Invitrogen ELISA kits are tested for the following factors—intra-assay precision, inter-assay precision, linearity of dilution, ELISA parallelism, recovery, sensitivity, and specificity. Data acquired from these ELISA validation tests are typically available in each kit’s manual—found either in the kit packaging or on the product webpage.
A quick summary of key specifications of Invitrogen ELISA kits is shown in Table 1.
Specification | Description | What does it mean for you? |
---|---|---|
Standard calibration | Calibrated to National Institute for Biological Standards and Control (NIBSC) standards (if available) | Allows accurate quantitation and consistent standard of reference across multiple platforms |
Precision | Average inter-assay CV of <10% Average intra-assay CV of <10% | Obtain consistent results |
Linearity of dilution | Linear results over the quantitative range of the assay | Serial dilutions of samples are quantitated accurately |
Parallelism | Recombinant protein standards mimic native proteins | Samples can be measured with confidence |
Recovery | Buffers are optimized to minimize matrix effects | Helps to ensure accurate quantitation of samples within complex matrices, including serum and plasma |
Sensitivity | Relevant levels of protein are detected for specific assay type | Enables detection of low levels of protein |
Specificity | Cross-reactivity tests are performed with similar analytes | Helps to ensure accurate measurement of the protein of interest |
Lot-to-lot consistency | In-house controls are tested to evaluate whether the data are within set ranges | Helps to ensure consistent results with new lots |
Intra-assay validation shows the reproducibility between wells within an assay plate. Data resulting from intra-assay validation helps ensure that samples run in different wells of the plate and will give comparable results. Below are examples of data generated and reported for a representative intra-assay validation experiment. In this example, Invitrogen VCAM-1 Human ELISA Kit was evaluated by testing 14 replicates, each for three samples in the same assay. The resulting low % CV for each sample indicates good reproducibility within the assay. Samples with known Hu sVCAM-1 concentration were assayed in replicates of 14 to determine precision within an assay.

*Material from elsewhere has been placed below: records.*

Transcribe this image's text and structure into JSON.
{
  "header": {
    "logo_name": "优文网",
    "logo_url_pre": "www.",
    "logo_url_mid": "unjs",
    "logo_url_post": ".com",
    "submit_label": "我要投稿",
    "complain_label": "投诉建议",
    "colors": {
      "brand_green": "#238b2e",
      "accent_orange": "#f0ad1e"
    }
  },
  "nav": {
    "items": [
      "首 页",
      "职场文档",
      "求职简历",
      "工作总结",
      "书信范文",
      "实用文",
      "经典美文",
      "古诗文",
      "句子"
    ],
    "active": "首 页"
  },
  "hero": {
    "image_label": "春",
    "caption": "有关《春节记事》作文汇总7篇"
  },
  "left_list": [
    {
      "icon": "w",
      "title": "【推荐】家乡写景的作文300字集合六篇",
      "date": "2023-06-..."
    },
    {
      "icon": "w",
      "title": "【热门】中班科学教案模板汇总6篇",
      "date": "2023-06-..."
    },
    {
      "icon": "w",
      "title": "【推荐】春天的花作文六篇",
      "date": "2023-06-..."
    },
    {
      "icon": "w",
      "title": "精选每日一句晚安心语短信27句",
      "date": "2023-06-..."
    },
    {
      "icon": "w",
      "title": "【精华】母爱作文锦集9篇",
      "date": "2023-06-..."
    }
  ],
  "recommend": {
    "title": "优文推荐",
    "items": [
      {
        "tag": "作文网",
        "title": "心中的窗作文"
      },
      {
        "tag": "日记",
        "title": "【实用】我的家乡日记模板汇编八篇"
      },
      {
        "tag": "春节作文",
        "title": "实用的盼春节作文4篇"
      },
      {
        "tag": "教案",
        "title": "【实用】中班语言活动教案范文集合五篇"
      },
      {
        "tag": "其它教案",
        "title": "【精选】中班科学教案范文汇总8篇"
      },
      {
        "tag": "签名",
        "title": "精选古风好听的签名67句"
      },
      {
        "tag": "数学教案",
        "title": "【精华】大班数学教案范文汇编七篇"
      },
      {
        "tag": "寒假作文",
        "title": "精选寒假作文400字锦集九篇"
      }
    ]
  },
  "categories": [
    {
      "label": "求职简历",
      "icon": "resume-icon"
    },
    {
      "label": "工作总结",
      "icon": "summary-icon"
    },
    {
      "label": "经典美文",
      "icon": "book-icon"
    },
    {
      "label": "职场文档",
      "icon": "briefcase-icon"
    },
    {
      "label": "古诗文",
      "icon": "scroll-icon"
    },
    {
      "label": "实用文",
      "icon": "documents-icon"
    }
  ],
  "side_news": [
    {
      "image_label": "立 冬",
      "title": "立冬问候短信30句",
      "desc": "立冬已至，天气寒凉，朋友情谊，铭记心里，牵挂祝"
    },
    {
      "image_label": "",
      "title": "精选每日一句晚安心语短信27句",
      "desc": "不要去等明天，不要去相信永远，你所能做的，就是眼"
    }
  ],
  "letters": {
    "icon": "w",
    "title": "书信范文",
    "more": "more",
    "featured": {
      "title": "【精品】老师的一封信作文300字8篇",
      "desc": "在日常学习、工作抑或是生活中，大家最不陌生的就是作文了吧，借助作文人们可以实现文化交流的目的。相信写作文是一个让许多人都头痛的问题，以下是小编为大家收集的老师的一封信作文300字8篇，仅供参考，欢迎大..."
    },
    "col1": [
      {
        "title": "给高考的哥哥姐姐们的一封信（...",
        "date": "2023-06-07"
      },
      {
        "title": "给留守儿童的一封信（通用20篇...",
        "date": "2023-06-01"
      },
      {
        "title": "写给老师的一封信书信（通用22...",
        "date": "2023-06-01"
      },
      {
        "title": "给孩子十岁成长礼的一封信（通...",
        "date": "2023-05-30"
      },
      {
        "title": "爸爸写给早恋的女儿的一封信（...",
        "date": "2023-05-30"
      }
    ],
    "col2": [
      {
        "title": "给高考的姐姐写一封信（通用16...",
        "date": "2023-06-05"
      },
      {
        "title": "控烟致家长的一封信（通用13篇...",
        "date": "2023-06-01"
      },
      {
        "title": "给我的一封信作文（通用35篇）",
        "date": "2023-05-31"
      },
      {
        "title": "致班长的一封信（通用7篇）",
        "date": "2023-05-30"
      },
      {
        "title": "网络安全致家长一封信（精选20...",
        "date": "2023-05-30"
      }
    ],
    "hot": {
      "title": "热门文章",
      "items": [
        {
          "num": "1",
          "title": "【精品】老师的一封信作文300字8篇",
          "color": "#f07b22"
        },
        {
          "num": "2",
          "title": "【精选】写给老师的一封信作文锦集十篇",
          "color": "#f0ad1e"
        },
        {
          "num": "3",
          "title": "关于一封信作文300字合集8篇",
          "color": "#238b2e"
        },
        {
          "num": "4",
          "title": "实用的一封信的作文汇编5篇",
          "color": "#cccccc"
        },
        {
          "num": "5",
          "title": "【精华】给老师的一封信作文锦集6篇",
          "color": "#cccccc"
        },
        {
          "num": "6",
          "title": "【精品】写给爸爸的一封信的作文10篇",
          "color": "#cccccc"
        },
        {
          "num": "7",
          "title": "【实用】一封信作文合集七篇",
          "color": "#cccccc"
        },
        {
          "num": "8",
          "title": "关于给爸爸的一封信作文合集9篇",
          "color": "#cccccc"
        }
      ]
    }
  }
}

Parameters | Sample 1 | Sample 2 | Sample 3 |
---|---|---|---|
Mean (ng/mL) | 1.23 | 4.33 | 18.59 |
Standard Deviation | 0.06 | 0.33 | 1.43 |
Coefficient of Variation (% CV) | 4.85 | 7.62 | 7.68 |
Inter-assay precision shows the reproducibility between assays done on different days. Inter-assay precision is typically <10%. This ensures the results obtained will be consistent over time and between kits. Below are examples of typical data generated and reported for inter-assay precision. In this example, Invitrogen Amyloid beta 42 Human ELISA Kit, Ultrasensitive was used to test three samples, 36 times over multiple days. The results show % CV of less than 10%, thus demonstrating good reproducibility between assays.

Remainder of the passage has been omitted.